Imagine this internal structure as a pyramid (akin to Maslow’s pyramid). The aim should be to create an environment where lawyers can add value by actively engaging in the business processes, product development, complex projects, transactions, and lead negotiations. If you want to reach higher tiers of this imaginary pyramid, an organization has to be set up supporting the aim of becoming a business enabler, while, at the same time, staying true to the risk management function and ensuring that commercial teams do not mess up. I have gathered a few building blocks that can be used in the process. The list is by no means a guaranteed recipe, as every business is different, and therefore these can be tailored and adjusted if needed:
Build consensus on the way forward. Every team needs to have a common set of values and provide an answer as to why we go to work every day. Buy-in from your team is essential. If your team cannot agree on the why and what, you cannot deliver.

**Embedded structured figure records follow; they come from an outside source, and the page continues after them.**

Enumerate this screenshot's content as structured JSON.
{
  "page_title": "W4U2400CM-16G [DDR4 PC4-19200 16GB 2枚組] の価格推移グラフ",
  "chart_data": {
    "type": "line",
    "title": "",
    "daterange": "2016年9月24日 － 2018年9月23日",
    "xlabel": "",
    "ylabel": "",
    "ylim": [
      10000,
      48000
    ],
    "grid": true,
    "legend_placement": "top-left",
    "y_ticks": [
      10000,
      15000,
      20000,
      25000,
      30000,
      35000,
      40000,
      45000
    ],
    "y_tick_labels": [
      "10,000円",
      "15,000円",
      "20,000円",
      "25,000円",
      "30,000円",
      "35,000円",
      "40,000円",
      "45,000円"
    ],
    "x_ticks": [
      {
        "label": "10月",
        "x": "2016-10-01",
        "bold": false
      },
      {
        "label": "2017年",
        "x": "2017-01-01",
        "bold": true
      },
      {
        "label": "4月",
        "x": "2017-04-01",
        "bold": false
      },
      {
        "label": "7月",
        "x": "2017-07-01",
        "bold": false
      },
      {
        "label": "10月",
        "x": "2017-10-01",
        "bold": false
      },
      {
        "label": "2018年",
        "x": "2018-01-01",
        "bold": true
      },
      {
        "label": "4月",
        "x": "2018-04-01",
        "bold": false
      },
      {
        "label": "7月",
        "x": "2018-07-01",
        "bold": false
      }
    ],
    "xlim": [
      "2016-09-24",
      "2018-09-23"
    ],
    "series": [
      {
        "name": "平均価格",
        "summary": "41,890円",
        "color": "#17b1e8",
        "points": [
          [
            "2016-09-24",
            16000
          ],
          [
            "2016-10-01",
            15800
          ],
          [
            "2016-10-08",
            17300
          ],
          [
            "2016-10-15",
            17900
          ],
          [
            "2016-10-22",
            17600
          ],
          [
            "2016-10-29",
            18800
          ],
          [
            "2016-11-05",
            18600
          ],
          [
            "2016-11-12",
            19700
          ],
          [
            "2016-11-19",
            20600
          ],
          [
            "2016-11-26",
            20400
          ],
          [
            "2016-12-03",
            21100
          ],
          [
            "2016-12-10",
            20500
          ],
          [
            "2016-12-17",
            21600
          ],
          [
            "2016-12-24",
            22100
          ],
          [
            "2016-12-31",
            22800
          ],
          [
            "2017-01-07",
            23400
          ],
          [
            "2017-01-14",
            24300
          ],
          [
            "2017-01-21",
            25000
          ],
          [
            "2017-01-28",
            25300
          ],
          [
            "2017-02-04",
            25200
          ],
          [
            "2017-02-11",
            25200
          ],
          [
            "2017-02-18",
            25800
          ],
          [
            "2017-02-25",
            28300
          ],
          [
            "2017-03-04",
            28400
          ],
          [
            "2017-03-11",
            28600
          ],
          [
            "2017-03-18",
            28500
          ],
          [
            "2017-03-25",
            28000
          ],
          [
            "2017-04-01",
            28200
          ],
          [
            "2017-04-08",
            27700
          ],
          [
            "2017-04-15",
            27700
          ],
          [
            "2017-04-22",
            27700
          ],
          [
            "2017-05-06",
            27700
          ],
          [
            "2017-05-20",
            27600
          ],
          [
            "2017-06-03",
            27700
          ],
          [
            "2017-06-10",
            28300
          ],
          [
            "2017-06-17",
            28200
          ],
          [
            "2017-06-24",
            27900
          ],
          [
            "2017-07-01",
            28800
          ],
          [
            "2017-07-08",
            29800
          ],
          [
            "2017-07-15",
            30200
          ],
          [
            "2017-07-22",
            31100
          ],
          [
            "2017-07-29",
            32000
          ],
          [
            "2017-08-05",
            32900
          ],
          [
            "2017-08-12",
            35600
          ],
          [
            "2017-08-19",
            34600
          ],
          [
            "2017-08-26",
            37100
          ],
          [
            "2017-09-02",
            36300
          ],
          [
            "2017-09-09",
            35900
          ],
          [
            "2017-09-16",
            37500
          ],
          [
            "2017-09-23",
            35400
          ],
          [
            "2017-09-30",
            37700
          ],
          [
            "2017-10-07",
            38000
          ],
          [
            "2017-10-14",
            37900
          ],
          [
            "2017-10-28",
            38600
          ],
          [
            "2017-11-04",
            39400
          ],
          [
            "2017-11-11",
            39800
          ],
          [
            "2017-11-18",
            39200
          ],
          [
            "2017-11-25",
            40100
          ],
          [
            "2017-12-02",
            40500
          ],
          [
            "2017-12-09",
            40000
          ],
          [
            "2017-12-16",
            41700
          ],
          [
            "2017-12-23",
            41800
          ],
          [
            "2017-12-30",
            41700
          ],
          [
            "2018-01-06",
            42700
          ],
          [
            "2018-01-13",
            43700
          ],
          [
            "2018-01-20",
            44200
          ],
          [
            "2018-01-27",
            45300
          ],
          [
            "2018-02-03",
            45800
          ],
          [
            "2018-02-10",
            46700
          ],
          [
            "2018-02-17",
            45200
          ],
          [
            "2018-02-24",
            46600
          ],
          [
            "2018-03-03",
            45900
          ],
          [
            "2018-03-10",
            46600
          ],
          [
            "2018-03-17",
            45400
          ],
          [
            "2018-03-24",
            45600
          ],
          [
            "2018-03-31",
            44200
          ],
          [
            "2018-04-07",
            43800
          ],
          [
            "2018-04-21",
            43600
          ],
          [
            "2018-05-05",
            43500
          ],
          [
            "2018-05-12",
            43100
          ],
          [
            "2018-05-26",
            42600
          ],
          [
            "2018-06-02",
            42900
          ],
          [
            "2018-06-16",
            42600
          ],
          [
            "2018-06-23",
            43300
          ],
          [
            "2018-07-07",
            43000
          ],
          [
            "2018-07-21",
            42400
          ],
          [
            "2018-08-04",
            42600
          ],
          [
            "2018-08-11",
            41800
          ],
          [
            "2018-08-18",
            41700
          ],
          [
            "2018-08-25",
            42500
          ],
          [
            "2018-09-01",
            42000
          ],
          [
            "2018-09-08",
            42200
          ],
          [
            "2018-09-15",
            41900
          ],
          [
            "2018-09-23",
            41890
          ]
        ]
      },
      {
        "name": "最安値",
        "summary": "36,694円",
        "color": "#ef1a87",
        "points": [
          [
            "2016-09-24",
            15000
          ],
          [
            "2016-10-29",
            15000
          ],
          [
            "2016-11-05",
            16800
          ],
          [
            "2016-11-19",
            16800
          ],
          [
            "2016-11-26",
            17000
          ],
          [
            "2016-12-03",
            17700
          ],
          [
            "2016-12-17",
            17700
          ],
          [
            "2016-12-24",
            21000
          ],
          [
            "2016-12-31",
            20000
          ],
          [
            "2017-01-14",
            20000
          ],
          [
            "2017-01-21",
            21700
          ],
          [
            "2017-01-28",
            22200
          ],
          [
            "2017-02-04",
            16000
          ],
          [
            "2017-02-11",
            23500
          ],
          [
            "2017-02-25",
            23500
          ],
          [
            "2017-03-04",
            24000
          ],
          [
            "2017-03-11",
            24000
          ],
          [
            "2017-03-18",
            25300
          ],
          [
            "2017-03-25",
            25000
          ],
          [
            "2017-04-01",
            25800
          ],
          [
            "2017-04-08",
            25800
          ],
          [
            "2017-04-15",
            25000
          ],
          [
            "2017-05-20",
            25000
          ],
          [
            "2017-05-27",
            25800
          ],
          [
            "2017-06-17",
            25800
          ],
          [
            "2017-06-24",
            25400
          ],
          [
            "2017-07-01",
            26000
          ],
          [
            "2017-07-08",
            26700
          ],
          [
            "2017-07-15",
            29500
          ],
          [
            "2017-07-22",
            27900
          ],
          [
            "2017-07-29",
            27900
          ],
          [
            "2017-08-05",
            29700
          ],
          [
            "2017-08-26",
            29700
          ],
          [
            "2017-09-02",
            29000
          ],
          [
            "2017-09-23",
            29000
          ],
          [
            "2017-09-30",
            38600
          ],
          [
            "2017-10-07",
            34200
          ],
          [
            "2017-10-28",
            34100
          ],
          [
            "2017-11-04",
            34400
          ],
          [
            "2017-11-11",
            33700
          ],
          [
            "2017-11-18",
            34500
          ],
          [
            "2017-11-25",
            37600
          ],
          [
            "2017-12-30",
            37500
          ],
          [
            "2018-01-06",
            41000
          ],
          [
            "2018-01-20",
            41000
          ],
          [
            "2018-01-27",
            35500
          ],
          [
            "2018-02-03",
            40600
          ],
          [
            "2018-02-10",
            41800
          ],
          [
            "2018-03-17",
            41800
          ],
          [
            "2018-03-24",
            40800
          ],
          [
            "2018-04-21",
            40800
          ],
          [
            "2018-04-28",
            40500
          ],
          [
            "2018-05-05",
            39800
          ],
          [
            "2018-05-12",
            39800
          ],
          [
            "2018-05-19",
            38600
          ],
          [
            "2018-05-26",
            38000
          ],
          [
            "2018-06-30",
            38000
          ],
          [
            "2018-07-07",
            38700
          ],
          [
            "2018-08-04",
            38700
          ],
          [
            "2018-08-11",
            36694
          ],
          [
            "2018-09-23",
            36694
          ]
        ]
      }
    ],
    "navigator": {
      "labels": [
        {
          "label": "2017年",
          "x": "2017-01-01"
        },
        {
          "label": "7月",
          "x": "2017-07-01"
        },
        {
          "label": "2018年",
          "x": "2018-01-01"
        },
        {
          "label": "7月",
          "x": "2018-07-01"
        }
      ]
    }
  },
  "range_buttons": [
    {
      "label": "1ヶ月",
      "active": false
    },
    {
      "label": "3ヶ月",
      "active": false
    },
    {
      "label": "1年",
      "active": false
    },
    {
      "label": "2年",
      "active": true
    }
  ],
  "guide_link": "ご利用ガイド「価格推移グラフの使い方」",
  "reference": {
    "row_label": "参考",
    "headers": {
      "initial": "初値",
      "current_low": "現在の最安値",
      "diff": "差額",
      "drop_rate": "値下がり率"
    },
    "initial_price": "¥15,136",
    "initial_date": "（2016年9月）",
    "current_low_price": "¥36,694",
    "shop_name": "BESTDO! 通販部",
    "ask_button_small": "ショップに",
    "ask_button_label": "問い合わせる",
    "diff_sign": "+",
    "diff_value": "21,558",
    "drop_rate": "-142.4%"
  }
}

Establish regular communication with the business. This can be invaluable to show that you care, are trying to understand their goals, and are building a channel where eventual conflicts can be resolved quickly. This can spare unnecessary escalation that can turn any relationship sour.
Foster a culture of dialogue and share best practices. Show practical examples, discuss, and create materials and templates that can help your team. Staff needs to be encouraged to engage directly with the business, which also means that they should not be micro-managed.
Create ways to monitor and obtain feedback on performance. It is a good health check to see if things go in the right direction and to identify points for improvement.
Encourage members of the team to expand their knowledge and business acumen to understand connections and overlaps and the impact decisions across business segments. Building up business knowledge is essential to create solutions. This should improve creativity and the flow of ideas.
Find ways to build trust within the organization. Trust is essential to create a willingness among the business people to consider commercial judgment made from the legal function and a willingness of those within the legal function to move outside their comfort zone and express views on and make commercial judgments. Value creation is made possible if you have the ability to link business goals with the core legal risk management. If you have to say no, offer alternative solutions, and engage in a dialogue to find a common ground, if possible.
Make sure that the team performs the bread and butter tasks well, on time, and provides clear business-oriented advice. Work on communication as lawyers tend to draft complicated messages, which is not productive.